Lajcak, announced his departure two weeks ago to take up the post of Slovak Foreign Minister. He left for Bratislava on Monday after attending the three-day Security Conference in Munich but the OHR said Lajcak will be closely monitoring developments in Bosnia from a distance, while the daily business will be run by his principle deputy, US diplomat Raffi Gregorian.
The deadline for EU member states to put in applications for their candidates expired on Friday night. The candidates’ list should have been finalized over the weekend, but the selection and official confirmation could last for weeks, until a consensus has been reached among all the powers involved in Bosnia’s peace process after the 1992-95 war, a western diplomat told the Balkan Insight on Monday.
According to different diplomatic sources and media, the short list includes at least two Italians, a Slovene, a Greek, as well as one British and one Austrian diplomat. France may have also been interested to put up its candidate and many European countries would favor that option, but until Monday there was no confirmation that France has actually proposed its candidate.
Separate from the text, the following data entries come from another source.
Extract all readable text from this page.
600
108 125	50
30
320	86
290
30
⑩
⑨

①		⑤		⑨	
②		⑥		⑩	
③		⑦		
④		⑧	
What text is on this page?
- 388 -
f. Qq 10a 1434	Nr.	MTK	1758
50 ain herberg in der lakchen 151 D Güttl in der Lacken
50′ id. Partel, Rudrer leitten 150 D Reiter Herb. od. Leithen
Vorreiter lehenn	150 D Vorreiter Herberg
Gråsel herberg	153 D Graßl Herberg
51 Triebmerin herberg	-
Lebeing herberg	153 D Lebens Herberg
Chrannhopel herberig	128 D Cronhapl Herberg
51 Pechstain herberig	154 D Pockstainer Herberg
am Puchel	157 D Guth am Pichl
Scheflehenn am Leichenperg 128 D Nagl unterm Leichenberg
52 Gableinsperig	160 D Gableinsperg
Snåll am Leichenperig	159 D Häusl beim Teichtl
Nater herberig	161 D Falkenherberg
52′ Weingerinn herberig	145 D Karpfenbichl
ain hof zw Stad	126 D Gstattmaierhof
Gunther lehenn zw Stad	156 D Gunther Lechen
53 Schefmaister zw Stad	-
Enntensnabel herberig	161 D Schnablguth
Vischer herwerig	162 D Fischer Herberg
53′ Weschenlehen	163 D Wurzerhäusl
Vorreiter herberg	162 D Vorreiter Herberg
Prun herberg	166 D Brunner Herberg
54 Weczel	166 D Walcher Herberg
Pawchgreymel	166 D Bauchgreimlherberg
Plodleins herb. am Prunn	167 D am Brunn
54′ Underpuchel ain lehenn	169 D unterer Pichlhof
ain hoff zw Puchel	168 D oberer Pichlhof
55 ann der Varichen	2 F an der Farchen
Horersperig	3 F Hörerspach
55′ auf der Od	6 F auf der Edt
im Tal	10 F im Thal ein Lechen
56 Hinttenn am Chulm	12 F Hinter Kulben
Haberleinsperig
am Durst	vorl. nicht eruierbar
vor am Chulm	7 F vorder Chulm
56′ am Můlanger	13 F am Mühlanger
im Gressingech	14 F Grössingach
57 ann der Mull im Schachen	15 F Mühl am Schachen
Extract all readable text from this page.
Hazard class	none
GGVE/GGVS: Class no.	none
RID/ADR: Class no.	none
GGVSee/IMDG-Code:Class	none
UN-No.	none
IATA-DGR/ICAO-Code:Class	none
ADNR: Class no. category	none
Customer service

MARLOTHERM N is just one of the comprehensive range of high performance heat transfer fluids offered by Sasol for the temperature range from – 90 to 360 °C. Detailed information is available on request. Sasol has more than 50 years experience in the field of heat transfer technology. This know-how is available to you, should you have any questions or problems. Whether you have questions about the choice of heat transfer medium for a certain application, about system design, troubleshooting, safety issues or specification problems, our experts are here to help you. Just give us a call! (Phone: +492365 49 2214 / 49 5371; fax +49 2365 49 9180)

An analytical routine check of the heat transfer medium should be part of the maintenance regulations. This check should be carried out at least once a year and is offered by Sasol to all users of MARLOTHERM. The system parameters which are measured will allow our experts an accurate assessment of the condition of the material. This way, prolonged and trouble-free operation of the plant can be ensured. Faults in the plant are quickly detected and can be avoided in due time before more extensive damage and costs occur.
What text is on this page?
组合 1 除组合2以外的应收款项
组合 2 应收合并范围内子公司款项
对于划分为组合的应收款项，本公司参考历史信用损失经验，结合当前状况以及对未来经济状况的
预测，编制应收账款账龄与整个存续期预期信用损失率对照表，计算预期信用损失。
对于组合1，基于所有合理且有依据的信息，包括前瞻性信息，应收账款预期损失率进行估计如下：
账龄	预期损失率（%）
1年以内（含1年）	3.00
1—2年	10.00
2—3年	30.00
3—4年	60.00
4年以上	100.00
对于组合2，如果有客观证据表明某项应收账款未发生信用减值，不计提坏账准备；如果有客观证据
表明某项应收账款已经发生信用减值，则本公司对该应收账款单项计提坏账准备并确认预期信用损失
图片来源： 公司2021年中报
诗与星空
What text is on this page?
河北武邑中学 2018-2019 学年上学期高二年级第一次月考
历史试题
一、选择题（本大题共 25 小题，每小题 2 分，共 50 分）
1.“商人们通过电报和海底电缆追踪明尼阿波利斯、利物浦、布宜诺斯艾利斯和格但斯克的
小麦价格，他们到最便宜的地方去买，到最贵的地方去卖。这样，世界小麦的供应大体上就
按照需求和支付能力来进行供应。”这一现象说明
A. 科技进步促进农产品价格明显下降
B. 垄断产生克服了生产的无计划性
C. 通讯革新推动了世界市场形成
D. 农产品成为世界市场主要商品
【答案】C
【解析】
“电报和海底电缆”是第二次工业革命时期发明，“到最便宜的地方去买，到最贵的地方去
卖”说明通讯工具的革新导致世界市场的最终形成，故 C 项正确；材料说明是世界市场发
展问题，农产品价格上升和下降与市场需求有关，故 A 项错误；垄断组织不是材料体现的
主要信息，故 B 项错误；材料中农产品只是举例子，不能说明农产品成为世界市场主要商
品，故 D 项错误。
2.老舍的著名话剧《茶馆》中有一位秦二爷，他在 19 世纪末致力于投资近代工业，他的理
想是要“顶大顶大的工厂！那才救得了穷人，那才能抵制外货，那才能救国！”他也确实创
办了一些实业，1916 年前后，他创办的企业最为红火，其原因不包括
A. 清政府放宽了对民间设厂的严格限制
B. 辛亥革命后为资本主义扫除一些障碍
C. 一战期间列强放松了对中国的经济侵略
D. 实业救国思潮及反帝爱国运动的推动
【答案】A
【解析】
Probably the most famous candidate was reportedly put up by the Great Britain, which has proposed its former ambassador to the UN, Sir Emyr Parry Jones. The best-known candidates in Bosnia are former Slovenian Foreign Minister Dimitrij Rupel, former Austrian ambassador to Bosnia, Valentin Inszko and former chief economist in the EU mission in Bosnia, Italian Renzo Daviddi. Italians have also proposed their current ambassador to Kosovo, Michael Louis Giffoni, while Greece has nominated its ambassador to the US, Alexandros Mallias.
EU officials hope that the best candidate could be selected and his name made public by the next meeting of EU Foreign Ministers on February 23, yet the official inauguration could wait until the next meeting of the Peace Implementation Council, PIC, at the end of March. PIC is an international body made of all countries engaged in Bosnia, which was tasked by the UN Security Council to supervise Bosnia’s peace-implementation and the work of the OHR.
Western officials and local and international analysts warn that despite the name and gravitas of the candidate, the international – and especially the EU – presence in Bosnia remains in serious difficulties.
The OHR’s broad governing powers are effectively dead because there is no common agreement among the EU capitals as to how to use them, and the military forces available are not strong enough to guarantee their implementation. Furthermore, European powers remain divided over what to do with Bosnia and whether to keep the OHR active for a bit longer, or to transfer some of its competencies to a new and reinforced EU Special Representative’s Office.
Yet the key questions is whether and how this office would be able to use OHR’s governing powers, an option that is strongly opposed by Bosnian Serbs and Serbia’s historic ally, Russia.
This confusion among EU countries and institutions have coincided with – if not enabled – the worst and still worsening political crisis which Bosnia and Herzegovina has been facing for the past three years.